2. Something changes about the workload, e.g. a new query is added, stats are computed, data size changes, we make an otherwise-innocuous planner change. Then we run into the second problem above and one or more queries cannot be executed, e.g. "Rejected query from pool root.foo: request memory needed 1234.56 GB is greater than pool max mem resources 1000.00 GB. Use the MEM_LIMIT query option to indicate how much memory is required per node. The total memory needed is the per-node MEM_LIMIT times the number of nodes executing the query. See the Admission Control documentation for more information. "
The last problem is the problem this JIRA is intending to work around.
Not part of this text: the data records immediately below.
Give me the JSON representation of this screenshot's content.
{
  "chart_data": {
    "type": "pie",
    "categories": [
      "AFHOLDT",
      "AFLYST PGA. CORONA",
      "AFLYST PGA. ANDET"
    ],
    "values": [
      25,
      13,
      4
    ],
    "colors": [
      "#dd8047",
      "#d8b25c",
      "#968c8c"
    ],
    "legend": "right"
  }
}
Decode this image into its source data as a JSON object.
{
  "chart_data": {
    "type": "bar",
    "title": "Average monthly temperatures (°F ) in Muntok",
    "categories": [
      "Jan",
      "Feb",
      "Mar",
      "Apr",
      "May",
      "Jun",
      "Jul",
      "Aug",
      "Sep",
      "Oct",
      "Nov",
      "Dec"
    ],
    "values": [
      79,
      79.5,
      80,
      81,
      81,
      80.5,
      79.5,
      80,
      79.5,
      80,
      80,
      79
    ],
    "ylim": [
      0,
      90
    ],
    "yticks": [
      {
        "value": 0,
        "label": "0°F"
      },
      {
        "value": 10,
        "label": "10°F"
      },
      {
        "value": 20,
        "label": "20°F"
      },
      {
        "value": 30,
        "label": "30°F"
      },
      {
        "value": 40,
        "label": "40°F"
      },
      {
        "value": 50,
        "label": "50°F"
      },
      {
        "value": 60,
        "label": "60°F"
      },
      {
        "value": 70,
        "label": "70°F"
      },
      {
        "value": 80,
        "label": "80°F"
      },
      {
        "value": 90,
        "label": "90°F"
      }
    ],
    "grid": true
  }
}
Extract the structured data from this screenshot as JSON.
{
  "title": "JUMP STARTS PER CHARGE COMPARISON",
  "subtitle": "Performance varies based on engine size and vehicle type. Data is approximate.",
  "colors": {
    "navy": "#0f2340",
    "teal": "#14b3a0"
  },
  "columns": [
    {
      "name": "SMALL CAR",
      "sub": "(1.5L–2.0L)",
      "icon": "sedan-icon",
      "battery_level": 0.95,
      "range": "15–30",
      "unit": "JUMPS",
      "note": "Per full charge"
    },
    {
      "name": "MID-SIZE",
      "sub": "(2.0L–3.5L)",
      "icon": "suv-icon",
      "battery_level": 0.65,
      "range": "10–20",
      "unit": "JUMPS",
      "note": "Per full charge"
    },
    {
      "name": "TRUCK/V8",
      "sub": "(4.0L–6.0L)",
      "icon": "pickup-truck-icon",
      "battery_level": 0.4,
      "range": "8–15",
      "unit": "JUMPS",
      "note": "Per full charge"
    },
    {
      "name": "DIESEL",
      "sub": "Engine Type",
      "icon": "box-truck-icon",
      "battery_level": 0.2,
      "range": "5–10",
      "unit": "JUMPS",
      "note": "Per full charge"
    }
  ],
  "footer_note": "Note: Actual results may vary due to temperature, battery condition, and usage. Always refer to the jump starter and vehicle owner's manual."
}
The preferred solutions, which work most of the time, are:
- Configure a default query memory limit for the pool
- Set a mem_limit for the query
- Disable memory-based admission control and do admission control based on num_queries, which is simpler and easier to understand.
It would however, be useful to have a third fallback in cases where the first two options are difficult or impossible to apply. The basic requirement is to allow an administrator to configure a resource pool such that queries with very high estimates can run. We probably need enough flexibility that they can run concurrently with other smaller queries (i.e. the big query shouldn't take over the whole pool) and ideally we would also have a mem_limit applied to the query so that we're still protected from runaway memory consumption.
The long-term solution to this is IMPALA-6460. This is a short-term workaround that can tide users over until we have a comprehensive solution.